# Sharing - Dasvand



## Archived_Member16 (Jun 23, 2005)

*“You hear a lot of strange things about tithing ( dasvandh in Sikhism ). Some say it is a church ( religious ) tax, and they expect me to pay it and that is the end of it. Others say that when I give God one-tenth of my income, He blesses the nine-tenths that is left to the extent that the nine-tenths now goes as far as the whole thing used to go. This isn’t really true, is it? Suppose a farmer had 100 bushels of corn in the barn and he decides to plant 10 bushel in the ground.
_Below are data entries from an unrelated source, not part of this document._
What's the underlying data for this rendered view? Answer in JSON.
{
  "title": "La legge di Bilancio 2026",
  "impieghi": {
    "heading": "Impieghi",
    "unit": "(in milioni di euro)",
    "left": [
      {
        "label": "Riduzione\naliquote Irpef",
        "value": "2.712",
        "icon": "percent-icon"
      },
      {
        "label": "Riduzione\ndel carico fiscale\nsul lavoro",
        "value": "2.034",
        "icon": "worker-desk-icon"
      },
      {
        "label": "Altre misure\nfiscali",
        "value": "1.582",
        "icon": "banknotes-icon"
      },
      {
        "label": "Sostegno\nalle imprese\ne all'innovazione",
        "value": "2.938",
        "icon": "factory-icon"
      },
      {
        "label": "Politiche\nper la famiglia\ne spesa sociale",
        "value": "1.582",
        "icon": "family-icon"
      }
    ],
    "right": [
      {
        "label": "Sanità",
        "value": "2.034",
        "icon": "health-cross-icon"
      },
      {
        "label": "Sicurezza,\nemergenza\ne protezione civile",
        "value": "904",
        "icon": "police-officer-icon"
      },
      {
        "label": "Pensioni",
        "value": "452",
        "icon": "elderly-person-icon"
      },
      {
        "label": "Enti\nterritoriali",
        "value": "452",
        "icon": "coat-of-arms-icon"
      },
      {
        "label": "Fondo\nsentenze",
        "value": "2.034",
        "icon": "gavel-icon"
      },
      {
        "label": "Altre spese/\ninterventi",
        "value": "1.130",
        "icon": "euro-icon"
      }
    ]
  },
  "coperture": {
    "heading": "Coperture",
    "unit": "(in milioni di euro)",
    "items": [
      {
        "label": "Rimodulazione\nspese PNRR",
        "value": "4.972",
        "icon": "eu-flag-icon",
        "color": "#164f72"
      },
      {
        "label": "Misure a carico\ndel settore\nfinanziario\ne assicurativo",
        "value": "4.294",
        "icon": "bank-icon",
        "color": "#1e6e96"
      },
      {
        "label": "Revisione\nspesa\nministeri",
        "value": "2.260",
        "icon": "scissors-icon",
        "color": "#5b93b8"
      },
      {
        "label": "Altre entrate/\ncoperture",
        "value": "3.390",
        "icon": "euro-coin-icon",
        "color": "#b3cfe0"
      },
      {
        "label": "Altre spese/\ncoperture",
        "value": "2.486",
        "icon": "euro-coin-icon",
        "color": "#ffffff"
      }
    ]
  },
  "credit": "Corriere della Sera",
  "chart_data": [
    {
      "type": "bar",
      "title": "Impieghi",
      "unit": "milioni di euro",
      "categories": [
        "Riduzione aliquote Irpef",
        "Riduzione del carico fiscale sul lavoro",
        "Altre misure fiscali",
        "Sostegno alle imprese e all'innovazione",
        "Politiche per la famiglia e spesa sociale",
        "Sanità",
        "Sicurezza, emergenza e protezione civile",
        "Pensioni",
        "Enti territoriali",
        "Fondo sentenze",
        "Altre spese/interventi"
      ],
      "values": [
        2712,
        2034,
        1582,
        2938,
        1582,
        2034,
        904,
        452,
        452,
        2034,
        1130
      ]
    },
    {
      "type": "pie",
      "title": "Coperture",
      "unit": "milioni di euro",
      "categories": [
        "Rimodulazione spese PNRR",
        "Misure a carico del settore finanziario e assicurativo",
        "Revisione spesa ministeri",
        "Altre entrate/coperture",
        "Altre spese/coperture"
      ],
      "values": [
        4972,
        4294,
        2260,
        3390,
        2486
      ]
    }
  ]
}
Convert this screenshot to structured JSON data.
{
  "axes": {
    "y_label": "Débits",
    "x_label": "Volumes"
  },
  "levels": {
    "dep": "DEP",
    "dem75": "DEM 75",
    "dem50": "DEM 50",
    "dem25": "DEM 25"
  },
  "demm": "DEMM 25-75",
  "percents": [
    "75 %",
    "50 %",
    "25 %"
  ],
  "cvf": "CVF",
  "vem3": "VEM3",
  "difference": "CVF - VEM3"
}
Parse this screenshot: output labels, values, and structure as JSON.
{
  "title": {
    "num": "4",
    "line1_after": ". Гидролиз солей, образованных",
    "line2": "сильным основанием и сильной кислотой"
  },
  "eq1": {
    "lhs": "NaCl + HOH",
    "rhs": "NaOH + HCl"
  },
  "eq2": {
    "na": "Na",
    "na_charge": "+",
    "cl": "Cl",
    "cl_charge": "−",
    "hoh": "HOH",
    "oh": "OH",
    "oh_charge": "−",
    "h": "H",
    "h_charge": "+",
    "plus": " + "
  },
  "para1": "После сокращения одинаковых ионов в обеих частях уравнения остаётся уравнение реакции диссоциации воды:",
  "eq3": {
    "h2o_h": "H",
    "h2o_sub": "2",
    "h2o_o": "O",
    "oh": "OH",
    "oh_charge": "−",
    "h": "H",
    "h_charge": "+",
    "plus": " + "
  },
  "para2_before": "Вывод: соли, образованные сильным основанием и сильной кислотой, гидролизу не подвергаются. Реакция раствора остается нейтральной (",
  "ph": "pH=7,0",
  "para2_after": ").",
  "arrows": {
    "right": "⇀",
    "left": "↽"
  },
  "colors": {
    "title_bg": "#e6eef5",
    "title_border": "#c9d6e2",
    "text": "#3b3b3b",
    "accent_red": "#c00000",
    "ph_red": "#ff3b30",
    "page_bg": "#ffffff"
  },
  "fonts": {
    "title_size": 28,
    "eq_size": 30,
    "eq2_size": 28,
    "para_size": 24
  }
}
What multiplies? Is it the 90 bushels that he has left in the barn? Oh, no. All of us ‘farmers’ know it is the 10 bushels you put in the ground that multiplies. Similarly, it is the 10 percent you give to God that multiplies.” *
*
— Stanley Tam (1915-), American businessman and philanthropist *


----------



## Arvind (Jun 23, 2005)

Dasvandh of tann, mann, dhan is a wonderful blessing. Brings forth an environment of sharing, service and clean heart.


----------



## Hukum Kaur (Jul 11, 2005)

Their is a story about Guru Nanak, when he was still a landowner and family man, he managed grains, and would give a scoop to anybody who asked for it. Word got around and some people came to take inventory of his stalk, they calculated that he had more than the projected estimate. This was because with hever scoop, he chanted "I am yours".


----------